1878年(明治11年)6月十日、イギリスの女性旅行家イザベラ・バードは、東北から北海道をめぐる壮大な旅へと東京を出発した。彼女の荷物は約50キログラムに及び、通訳兼助手である伊藤の体重と合わせると、日本の一般的な馬が運べる限界の重さだったという。東京からの旅立ちの乗り物は人力車だった。
彼女が旅の最初の宿泊地として選んだのは、日光街道の宿場町である粕壁(現在の埼玉県春日部市)だった。そこで待ち受けていたのは、過酷な「洗礼」である。
宿泊した「高砂屋旅館」は、多くの客で賑わっていたが、建て物全体に悪臭が漂い、不潔な状態だった。彼女はカビ臭い蚊帳の中で夜を過ごすことになったが、無数のノミと蚊に襲われ、一睡もできなかったという。

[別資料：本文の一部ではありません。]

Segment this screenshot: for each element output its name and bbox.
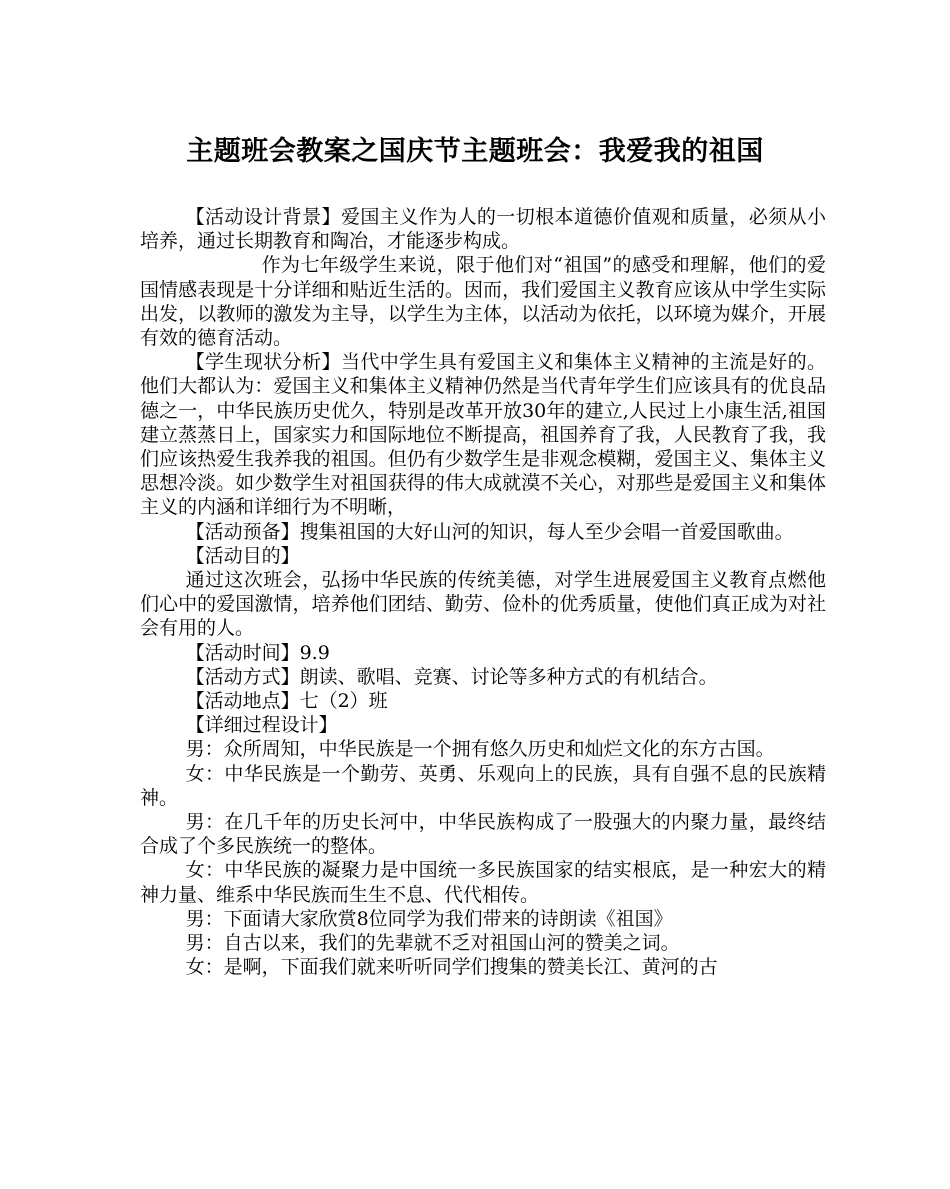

さらに、彼女を苦しめたのはプライバシーの欠如だった。襖で仕切られただけの部屋では、物珍しい外国人女性を見ようと、宿の客や従業員が襖の隙間から代わる代わる覗き込んできた。このプライバシーのない過酷な状況は、西洋人女性である彼女にとって大きな精神的試練となった。
しかし、この最初の夜の苦難は、彼女が後に執筆する不朽の旅行記『日本奥地紀行』の始まりに過ぎなかった。過酷な日本の奥地を歩き続けた彼女の強靭な意志と、当時の日本のリアルな姿が、この最初の一歩から描き出されている。